Fingleton addresses this disconnect between the reality in Japan and English reporting on Japan. Talking about a particular example where the press was wrong:
“…American press correspondents in Tokyo seem constantly to place their trust in the wrong sources. In this case, correspondents relied on American securities analysts to ‘substantiate’ their reports. Such analysts are readily accessible but, for the most part, unreliable: typically they don’t read Japanese, and in trying to see into the Japanese financial structure, they draw heavily on newspapers such as the Wall Street Journal. In a word, they reflect back to the Journal the misguided version of Japanese reality that Journal writers want to believe.”
“A major problem for American correspondents is that the Japanese generally do not correct foreigners’ misunderstandings. For the Japanese, Westerners in Tokyo are ‘guests of Japan,’ and one does not correct guests.”
“With few exceptions, business publications have utterly failed to provide their correspondents with the solid cultural and linguistic training needed to begin to unravel the true story of Tokyo’s economic strategy. Their excuse has been that effective language training would be too expensive. And true, total fluency in reading Japanese is almost beyond the reach of Americans who come to the Japanese language in adult years. But the point is that with as little as two years’ study, a reporter can acquire enough of the language to scan the headlines, use standard reference books, and read advertisements and signs. The American press has not contemplated even this modest investment.”

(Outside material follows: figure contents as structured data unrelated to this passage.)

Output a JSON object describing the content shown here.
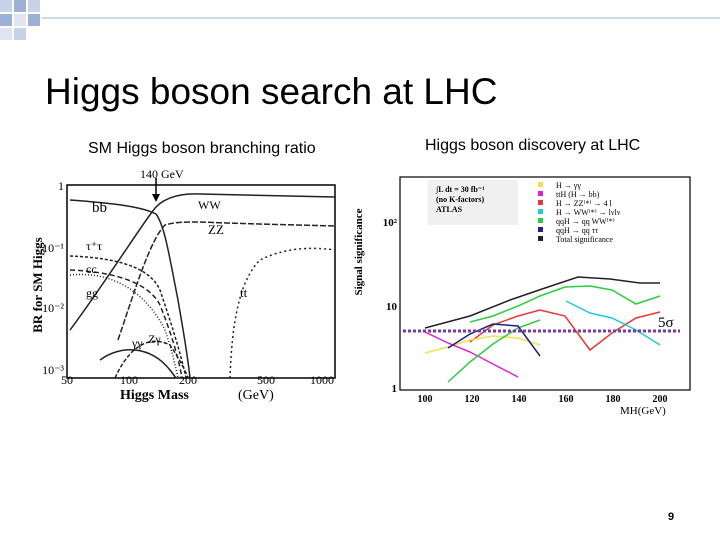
{
  "header": {
    "title": "Higgs boson search at LHC"
  },
  "panels": [
    {
      "caption": "SM Higgs boson branching ratio",
      "figure": {
        "y_axis_title": "BR for SM Higgs",
        "x_axis_title": "Higgs Mass",
        "x_axis_unit": "(GeV)",
        "x_tick_labels": [
          "50",
          "100",
          "200",
          "500",
          "1000"
        ],
        "y_tick_labels": [
          "1",
          "10⁻¹",
          "10⁻²",
          "10⁻³"
        ],
        "marker": "140 GeV",
        "curve_labels": [
          "bb",
          "WW",
          "ZZ",
          "τ⁺τ",
          "cc",
          "gg",
          "tt",
          "γγ",
          "Zγ"
        ]
      }
    },
    {
      "caption": "Higgs boson  discovery at LHC",
      "figure": {
        "y_axis_title": "Signal significance",
        "y_tick_labels": [
          "10²",
          "10",
          "1"
        ],
        "x_tick_labels": [
          "100",
          "120",
          "140",
          "160",
          "180",
          "200"
        ],
        "legend_header": [
          "∫L dt = 30 fb⁻¹",
          "(no K-factors)",
          "ATLAS"
        ],
        "legend_entries": [
          "H → γγ",
          "ttH (H → bb)",
          "H → ZZ⁽*⁾ → 4 l",
          "H → WW⁽*⁾ → lνlν",
          "qqH → qq WW⁽*⁾",
          "qqH → qq ττ",
          "Total significance"
        ],
        "threshold_label": "5σ",
        "x_axis_title": "MH(GeV)"
      }
    }
  ],
  "page_number": "9"
}
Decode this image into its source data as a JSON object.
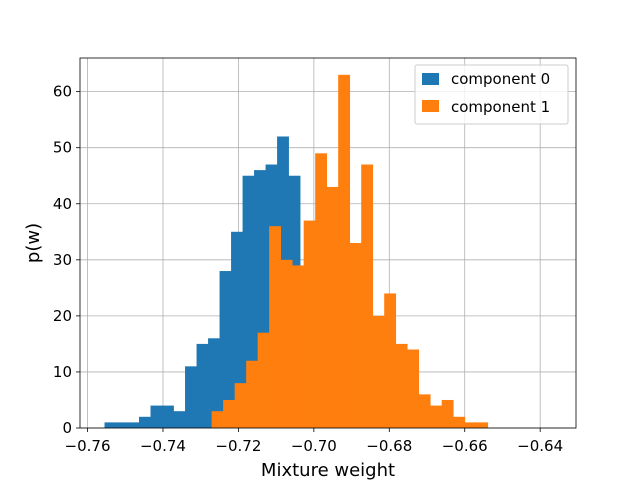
{
  "chart_data": {
    "type": "bar",
    "xlabel": "Mixture weight",
    "ylabel": "p(w)",
    "xlim": [
      -0.762,
      -0.6305
    ],
    "ylim": [
      0,
      66
    ],
    "grid": true,
    "legend_position": "top-right",
    "x_ticks": [
      {
        "value": -0.76,
        "label": "−0.76"
      },
      {
        "value": -0.74,
        "label": "−0.74"
      },
      {
        "value": -0.72,
        "label": "−0.72"
      },
      {
        "value": -0.7,
        "label": "−0.70"
      },
      {
        "value": -0.68,
        "label": "−0.68"
      },
      {
        "value": -0.66,
        "label": "−0.66"
      },
      {
        "value": -0.64,
        "label": "−0.64"
      }
    ],
    "y_ticks": [
      {
        "value": 0,
        "label": "0"
      },
      {
        "value": 10,
        "label": "10"
      },
      {
        "value": 20,
        "label": "20"
      },
      {
        "value": 30,
        "label": "30"
      },
      {
        "value": 40,
        "label": "40"
      },
      {
        "value": 50,
        "label": "50"
      },
      {
        "value": 60,
        "label": "60"
      }
    ],
    "series": [
      {
        "name": "component 0",
        "color": "#1f77b4",
        "bin_start": -0.7555,
        "bin_width": 0.00305,
        "counts": [
          1,
          1,
          1,
          2,
          4,
          4,
          3,
          11,
          15,
          16,
          28,
          35,
          45,
          46,
          47,
          52,
          45
        ]
      },
      {
        "name": "component 1",
        "color": "#ff7f0e",
        "bin_start": -0.7271,
        "bin_width": 0.00305,
        "counts": [
          3,
          5,
          8,
          12,
          17,
          36,
          30,
          29,
          37,
          49,
          43,
          63,
          33,
          47,
          20,
          24,
          15,
          14,
          6,
          4,
          5,
          2,
          1,
          1
        ]
      }
    ]
  }
}
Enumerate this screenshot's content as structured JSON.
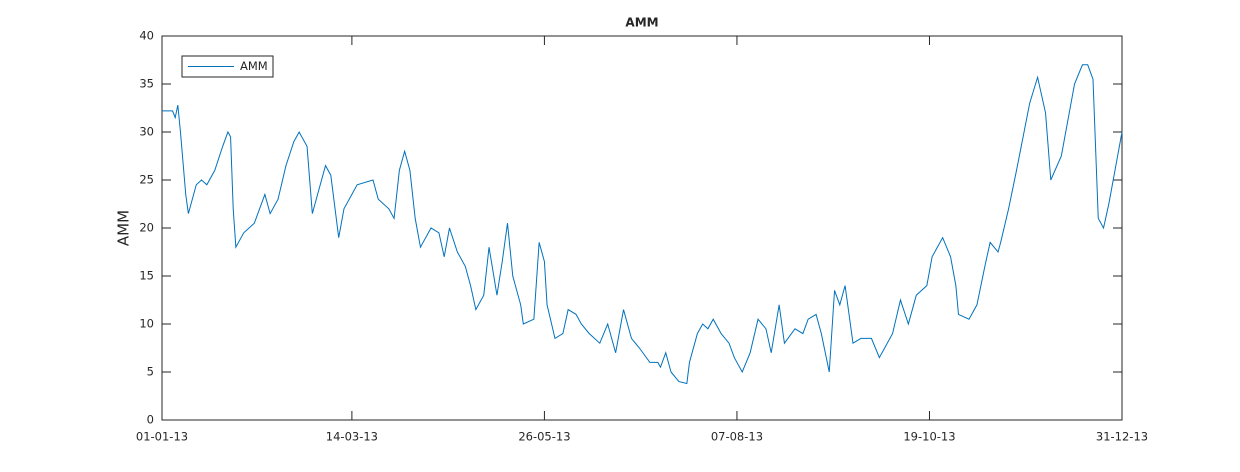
{
  "chart_data": {
    "type": "line",
    "title": "AMM",
    "y_label": "AMM",
    "x": [
      "01-01-13",
      "05-01-13",
      "06-01-13",
      "07-01-13",
      "08-01-13",
      "10-01-13",
      "11-01-13",
      "14-01-13",
      "16-01-13",
      "18-01-13",
      "21-01-13",
      "24-01-13",
      "26-01-13",
      "27-01-13",
      "28-01-13",
      "29-01-13",
      "01-02-13",
      "05-02-13",
      "09-02-13",
      "11-02-13",
      "14-02-13",
      "17-02-13",
      "20-02-13",
      "22-02-13",
      "25-02-13",
      "27-02-13",
      "01-03-13",
      "04-03-13",
      "06-03-13",
      "09-03-13",
      "11-03-13",
      "14-03-13",
      "16-03-13",
      "22-03-13",
      "24-03-13",
      "28-03-13",
      "30-03-13",
      "01-04-13",
      "03-04-13",
      "05-04-13",
      "07-04-13",
      "09-04-13",
      "13-04-13",
      "16-04-13",
      "18-04-13",
      "20-04-13",
      "23-04-13",
      "26-04-13",
      "28-04-13",
      "30-04-13",
      "03-05-13",
      "05-05-13",
      "08-05-13",
      "10-05-13",
      "12-05-13",
      "14-05-13",
      "17-05-13",
      "18-05-13",
      "22-05-13",
      "24-05-13",
      "26-05-13",
      "27-05-13",
      "30-05-13",
      "02-06-13",
      "04-06-13",
      "07-06-13",
      "09-06-13",
      "12-06-13",
      "16-06-13",
      "19-06-13",
      "22-06-13",
      "25-06-13",
      "28-06-13",
      "01-07-13",
      "05-07-13",
      "08-07-13",
      "09-07-13",
      "11-07-13",
      "13-07-13",
      "16-07-13",
      "19-07-13",
      "20-07-13",
      "23-07-13",
      "25-07-13",
      "27-07-13",
      "29-07-13",
      "01-08-13",
      "04-08-13",
      "06-08-13",
      "09-08-13",
      "12-08-13",
      "15-08-13",
      "18-08-13",
      "20-08-13",
      "23-08-13",
      "25-08-13",
      "29-08-13",
      "01-09-13",
      "03-09-13",
      "06-09-13",
      "08-09-13",
      "11-09-13",
      "13-09-13",
      "15-09-13",
      "17-09-13",
      "20-09-13",
      "23-09-13",
      "27-09-13",
      "30-09-13",
      "02-10-13",
      "05-10-13",
      "08-10-13",
      "11-10-13",
      "14-10-13",
      "18-10-13",
      "20-10-13",
      "24-10-13",
      "27-10-13",
      "29-10-13",
      "30-10-13",
      "03-11-13",
      "06-11-13",
      "09-11-13",
      "11-11-13",
      "14-11-13",
      "15-11-13",
      "18-11-13",
      "21-11-13",
      "26-11-13",
      "29-11-13",
      "02-12-13",
      "04-12-13",
      "08-12-13",
      "11-12-13",
      "13-12-13",
      "16-12-13",
      "18-12-13",
      "20-12-13",
      "22-12-13",
      "24-12-13",
      "26-12-13",
      "29-12-13",
      "31-12-13"
    ],
    "series": [
      {
        "name": "AMM",
        "color": "#0072bd",
        "values": [
          32.2,
          32.2,
          31.5,
          32.8,
          30,
          23.5,
          21.5,
          24.5,
          25,
          24.5,
          26,
          28.5,
          30,
          29.5,
          22,
          18,
          19.5,
          20.5,
          23.5,
          21.5,
          23,
          26.5,
          29,
          30,
          28.5,
          21.5,
          23.5,
          26.5,
          25.5,
          19,
          22,
          23.5,
          24.5,
          25,
          23,
          22,
          21,
          26,
          28,
          26,
          21,
          18,
          20,
          19.5,
          17,
          20,
          17.5,
          16,
          14,
          11.5,
          13,
          18,
          13,
          16.5,
          20.5,
          15,
          12,
          10,
          10.5,
          18.5,
          16.5,
          12,
          8.5,
          9,
          11.5,
          11,
          10,
          9,
          8,
          10,
          7,
          11.5,
          8.5,
          7.5,
          6,
          6,
          5.5,
          7,
          5,
          4,
          3.8,
          6,
          9,
          10,
          9.5,
          10.5,
          9,
          8,
          6.5,
          5,
          7,
          10.5,
          9.5,
          7,
          12,
          8,
          9.5,
          9,
          10.5,
          11,
          9,
          5,
          13.5,
          12,
          14,
          8,
          8.5,
          8.5,
          6.5,
          7.5,
          9,
          12.5,
          10,
          13,
          14,
          17,
          19,
          17,
          14,
          11,
          10.5,
          12,
          16,
          18.5,
          17.5,
          18.5,
          22,
          26,
          33,
          35.7,
          32,
          25,
          27.5,
          32,
          35,
          37,
          37,
          35.5,
          21,
          20,
          22.5,
          27,
          30
        ]
      }
    ],
    "xlim": [
      "01-01-13",
      "31-12-13"
    ],
    "xticks": [
      "01-01-13",
      "14-03-13",
      "26-05-13",
      "07-08-13",
      "19-10-13",
      "31-12-13"
    ],
    "ylim": [
      0,
      40
    ],
    "yticks": [
      0,
      5,
      10,
      15,
      20,
      25,
      30,
      35,
      40
    ],
    "grid": false,
    "legend": "upper left"
  }
}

To return to the meat of the book, though, it is basically an outline of how the Japanese economy works in Fingleton’s opinion. He appears to have read every book on the subject he could get his hands on, and then combined that with his personal observations to come up with this broad theory that Japan knows what it is doing, but does what it does in ways that are counterintuitive to how we tend to think about things in the West. I think this makes it hard for most Americans to not just accept, but even consider that Fingleton might be right, because, first, it is hard to imagine a country being run along such different lines than our own, and second, most Americans prefer to think of Japan as America’s stupid kid brother, always messing things up for itself due to its lack of wits and experience.
And certainly, Fingleton’s main point that the Ministry of Finance calls all the shots and has cunningly directed things over the years to Japan’s gain is probably impossible to prove. Yet he does demonstrate that the Japanese government has powers and influence that we don’t think of government as typically having, and that things have tended to go very well for Japan, even at times when it would appear on paper that things were going badly.
As for the book’s subtitle then, Fingleton seems to be of the opinion that Japan has surpassed the U.S., despite whatever GDP figures seem to show. He claims that if Clinton had weakened the dollar in order to save American manufacturing, then Japan’s GDP would also show its superiority. But instead, the dollar was left strong, and American has a huge GDP with very few good jobs, and essentially no advanced manufacturing industry. Meanwhile Japan has failed to become number one in GDP, but is probably the single most successful society in the world.